Comment résoudre ce problème ? Améliorer la formation, mais pas seulement. Hollande a fait une "proposition saugrenue" pour reprendre le terme de Libération : "S'il s’agit d’un différentiel de salaire, cela peut arriver, alors comblons-le, cela peut être la responsabilité de l’Etat, parce que mieux vaut un tel soutien que la poursuite d’une indemnisation de chômage, cela coûtera moins cher et cela permettra de favoriser le recrutement, et donc l’embauche". En clair, si les entreprises ne payent pas assez, l'Etat pourrait compléter le salaire afin que les chômeurs...

acceptent l'offre d'emploi picto

 

Le problème de ces offres d'emploi non pourvues revient souvent sur le tapis. En 2008, Sarkozy avait avancé le chiffre record de 500 000 offres non satisfaites pour justifier une série de sanctions contre les chômeurs. L'idée était de diminuer les indemnités des chômeurs ayant refusé "deux offres d'emplois acceptables". Ce chiffre de 500 000, Sarkozy l'avait répété en février 2011 alors même que son ministre du travail, Xavier Bertrand, évoquait au même moment le chiffre de... 250 000 offres non pourvues. Même Lefigaro.fr avait ironisé sur ce "fantasme des offres d'emploi non pourvues". Car il y a d'abord un problème de chiffres : les estimations passent facilement du simple au double, sous Sarkozy mais aussi sous Hollande.

Lefigaro.fr, un fantasme

Lors de sa conférence de presse, Hollande a donné une fourchette entre 200 000 et 300 000. Citant Pôle emploi, Le Monde donne un chiffre plus faible : 116 000.

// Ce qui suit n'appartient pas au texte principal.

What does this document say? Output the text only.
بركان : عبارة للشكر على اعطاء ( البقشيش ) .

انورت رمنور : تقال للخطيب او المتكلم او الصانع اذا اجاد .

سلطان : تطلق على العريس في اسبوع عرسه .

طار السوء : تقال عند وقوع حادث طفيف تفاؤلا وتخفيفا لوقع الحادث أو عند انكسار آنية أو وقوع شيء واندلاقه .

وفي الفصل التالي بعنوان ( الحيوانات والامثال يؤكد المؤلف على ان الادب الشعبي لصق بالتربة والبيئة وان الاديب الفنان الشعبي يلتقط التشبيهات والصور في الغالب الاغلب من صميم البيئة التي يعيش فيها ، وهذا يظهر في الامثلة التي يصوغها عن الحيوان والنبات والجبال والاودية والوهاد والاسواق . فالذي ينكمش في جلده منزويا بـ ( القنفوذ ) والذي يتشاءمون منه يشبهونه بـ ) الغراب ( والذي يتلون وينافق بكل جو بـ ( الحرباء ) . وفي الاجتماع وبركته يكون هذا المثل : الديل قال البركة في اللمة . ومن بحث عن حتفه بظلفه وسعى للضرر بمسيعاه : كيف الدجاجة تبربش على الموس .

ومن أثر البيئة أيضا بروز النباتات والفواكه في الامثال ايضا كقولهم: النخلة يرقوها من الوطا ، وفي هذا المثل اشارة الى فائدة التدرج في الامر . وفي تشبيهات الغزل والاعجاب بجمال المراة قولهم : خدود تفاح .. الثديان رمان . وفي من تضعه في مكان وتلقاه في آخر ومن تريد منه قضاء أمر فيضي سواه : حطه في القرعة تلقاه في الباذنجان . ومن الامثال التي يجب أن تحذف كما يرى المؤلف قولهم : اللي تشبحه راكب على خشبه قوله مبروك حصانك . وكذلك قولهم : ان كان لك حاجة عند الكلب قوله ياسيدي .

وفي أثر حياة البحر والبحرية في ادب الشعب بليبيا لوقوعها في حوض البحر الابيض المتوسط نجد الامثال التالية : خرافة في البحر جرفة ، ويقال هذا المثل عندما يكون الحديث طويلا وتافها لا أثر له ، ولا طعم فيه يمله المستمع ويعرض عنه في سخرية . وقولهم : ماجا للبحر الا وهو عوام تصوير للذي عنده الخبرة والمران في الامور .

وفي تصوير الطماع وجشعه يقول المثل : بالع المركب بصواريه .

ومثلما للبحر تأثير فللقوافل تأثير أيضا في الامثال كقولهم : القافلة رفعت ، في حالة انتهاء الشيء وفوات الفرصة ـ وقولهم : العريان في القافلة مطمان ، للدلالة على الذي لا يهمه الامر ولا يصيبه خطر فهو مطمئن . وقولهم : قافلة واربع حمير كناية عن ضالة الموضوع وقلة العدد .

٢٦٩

Comment expliquer ces écarts et d'où viennent ces chiffres ? Sur son blog, le spécialiste des questions sociales au Figaro, Marc Landré, avait estimé à l'époque que cette estimation de 500 000 faite par Sarkozy était "un chiffre pifométrique et fantasmagorique, tout comme celui de 250 000 ou 300 000 régulièrement mis en avant sans qu'il ait une base statistique fiable". Selon lui, ces estimations provenaient d'une extrapolation issue "d'un sondage réalisé il y a quelques années par les chambres des métiers afin d'estimer le nombre d'emplois non pourvus dans leurs secteurs d'activité".

Cherchant à percer le mystère de "l'obscur calcul des emplois non pourvus", Libération écrivait en 2008 que l'estimation de 300 000 (lancée dès 2004 par François Fillon), provenait d'une étude de l'ANPE "qui avait mixé le nombre d'annonces d'emploi déposées à l'agence qui n'avaient pas trouvé preneur et les résultats d'une étude qualitative sur les difficultés de recrutement des employeurs". Limpide. Le résultat issu de cette formule magique avait ensuite été extrapolé vu que l'ANPE (tout comme Pôle emploi aujourd'hui) ne gère que 30 à 40% des offres d'emploi totales du pays. "Une simple règle de trois partant du résultat obtenu" permet d'obtenir "le chiffre de 300 000", expliquait Libération. Difficile de s'y retrouver.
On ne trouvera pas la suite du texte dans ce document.